Si forma in danza contemporanea a Barcellona presso la scuola Varium, seguendo corsi di danza contemporanea, modern-jazz, danza classica, release, contact improvisation e floor work (con Anna Sanchez, Teresa Garcia, Laura Vilar, Bealia Guerra e Aixa Guerra).

Tra il 2004 e il 2005 lavora con la compagnia “Petit mon” in spettacoli per ragazzi e nello stesso periodo inizia a insegnare danza contemporanea. Nel 2006 si sposta in Italia dove intraprende un percorso con Cinzia De Lorenzi, che segna in modo importante la sua formazione artistica con la pratica della Danza Sensibile. Con lei nel 2008 lavora nella performance "Io sono qui" in occasione del Festival Dance a Milano.
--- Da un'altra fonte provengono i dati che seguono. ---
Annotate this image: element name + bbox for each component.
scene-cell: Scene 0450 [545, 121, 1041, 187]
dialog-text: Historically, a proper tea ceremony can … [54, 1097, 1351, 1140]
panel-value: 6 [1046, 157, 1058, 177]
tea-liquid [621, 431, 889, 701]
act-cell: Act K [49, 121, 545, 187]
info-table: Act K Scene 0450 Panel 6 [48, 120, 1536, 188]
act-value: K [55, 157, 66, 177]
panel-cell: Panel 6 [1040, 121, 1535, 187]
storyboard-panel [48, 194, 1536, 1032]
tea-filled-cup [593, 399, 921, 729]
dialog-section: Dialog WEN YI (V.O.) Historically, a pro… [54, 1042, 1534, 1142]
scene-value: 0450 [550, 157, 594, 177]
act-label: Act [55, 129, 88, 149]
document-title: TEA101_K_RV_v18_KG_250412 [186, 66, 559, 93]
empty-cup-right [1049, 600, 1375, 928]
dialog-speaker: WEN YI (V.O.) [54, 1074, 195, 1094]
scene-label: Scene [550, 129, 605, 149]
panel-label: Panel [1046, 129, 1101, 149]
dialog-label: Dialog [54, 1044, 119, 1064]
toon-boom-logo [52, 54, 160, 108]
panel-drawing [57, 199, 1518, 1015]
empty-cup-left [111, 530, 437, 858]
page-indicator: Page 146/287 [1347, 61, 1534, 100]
Tra il 2007 e il 2008 collabora con l'associazione Giullari di Gulliver apportando le sue capacità nell'ambito della danza. Approfondisce la danza contemporanea con Corinne Lanselle, Giorgio Rossi, Bruno Catalano, Dominique Dupuy e altri aspetti della danza seguendo stages di Partnering con German Jaregui Allue, Simone Magnani, Inaki Azpillaga, di Body Mind Centering con Trisha Bauman e di anatomia esperienziale con Ewa Karczag e di danza-teatro con Julie Anne Stanzak (compagnia Pina Bausch). Nel 2009 partecipa al festival internazionale ImpulsTanz di Vienna e prende lezioni con David Zambrano e Ori Flomin. Nello stesso anno è coinvolta nelle riprese del film "Fratelli d'Italia?" di Dario Barezzi come coreografa insieme a Davide Fior e come danzatrice; inoltre danza nello spettacolo "Rissa in Galleria" di Ariella Vidach.

Dal 2010 è danzatrice e attrice della compagnia Teatro Danzabile partecipando a vari progetti e spettacoli: “Saggio Selvaggio” , “Il Diverso Quotidiano”, il videoclip “Noi Amiamo...” e “Granelli” .

È tra i soci fondatori di Progetto Picaro, compagnia di danza teatro e musica impegnata nella divulgazione delle arti sceniche e della musica tra giovani e adulti.

Nel 2012 si laurea in filosofia all'“Università degli Studi” di Milano, con la tesi “La questione del corpo in Jean-Luc Nancy” seguita dal professore Carmine Di Martino.